Aber natürlich nicht – wie mancher meint – jeden Tag und auf Bestellung. Auch springen die Delfine vor Gomera durch keinen Ring, die Schwertwale lassen sich nicht streicheln, und man kann auch nicht – wie sich das neulich eine ältere Dame vorgestellt hatte – ein bisschen auf einem Wal reiten. Die Tiere, die da draußen auf dem Meer zuhause sind, sind keine Touristen-Attraktion. Sie sind weder dressiert, noch werden sie gefüttert. Es ist nicht einmal sicher, dass man bei einer Ausfahrt überhaupt ein Tier zu sehen bekommt. Wer vor Gomera auf Wal- oder Delfin-Fahrt geht, der sollte das möglichst ohne Erwartungshaltung tun.

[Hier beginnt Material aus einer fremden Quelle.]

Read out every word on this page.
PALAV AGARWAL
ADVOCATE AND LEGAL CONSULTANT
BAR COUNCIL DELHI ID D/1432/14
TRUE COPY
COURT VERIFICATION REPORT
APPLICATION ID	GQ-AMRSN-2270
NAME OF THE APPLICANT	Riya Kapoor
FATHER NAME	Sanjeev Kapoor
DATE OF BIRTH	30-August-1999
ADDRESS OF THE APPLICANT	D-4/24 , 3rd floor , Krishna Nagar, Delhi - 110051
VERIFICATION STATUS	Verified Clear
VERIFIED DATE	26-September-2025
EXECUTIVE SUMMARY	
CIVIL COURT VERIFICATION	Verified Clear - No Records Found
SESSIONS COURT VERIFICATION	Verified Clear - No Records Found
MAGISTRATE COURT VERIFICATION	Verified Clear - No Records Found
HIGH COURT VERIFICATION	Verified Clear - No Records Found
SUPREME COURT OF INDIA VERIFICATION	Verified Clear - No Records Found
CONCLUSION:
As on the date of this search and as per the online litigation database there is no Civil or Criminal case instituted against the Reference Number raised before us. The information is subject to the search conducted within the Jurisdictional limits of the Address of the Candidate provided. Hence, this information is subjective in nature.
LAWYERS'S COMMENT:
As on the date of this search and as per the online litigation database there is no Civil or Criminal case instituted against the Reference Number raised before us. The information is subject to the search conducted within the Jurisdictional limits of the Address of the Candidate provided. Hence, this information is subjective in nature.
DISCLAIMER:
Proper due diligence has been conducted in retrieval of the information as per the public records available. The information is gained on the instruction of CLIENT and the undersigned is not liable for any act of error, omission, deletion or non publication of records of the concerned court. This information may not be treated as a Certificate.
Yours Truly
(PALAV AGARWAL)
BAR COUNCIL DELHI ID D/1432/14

„Wenn wir draußen eine Schule riesiger Pottwale gesehen haben,“ erzählt Capitano Claudio, „dann stehen am nächsten Morgen die Leute Schlange auf der Pier. Wollen alle Pottwale sehen. ‚Hättet ihr gestern kommen müssen,‘ sage ich dann. ‚Gestern wussten wir ja noch nicht, dass es da draußen Pottwale gibt.‘ Wir auch nicht … aber heute sind die wahrscheinlich schon längst in Afrika.“
Und weil niemand weiß, wann, wo und ob draußen gerade Wale oder Delfine zu sehen sind, muss man einfach rausfahren und das Meer so erleben, wie es sich an diesem Tage nun mal gerade zeigt. Andererseits kann man beruhigt sagen, dass sich in 80% aller Fälle Meerestiere draußen zeigen. Nicht immer Wale, nicht immer Delfine, nicht immer große Meeresschildkröten, nicht immer Haie, Marline oder andere Großfische – aber die eine oder andere oder manchmal gleich mehrere Arten zur gleichen Zeit bekommt man in aller Regel schon zu sehen.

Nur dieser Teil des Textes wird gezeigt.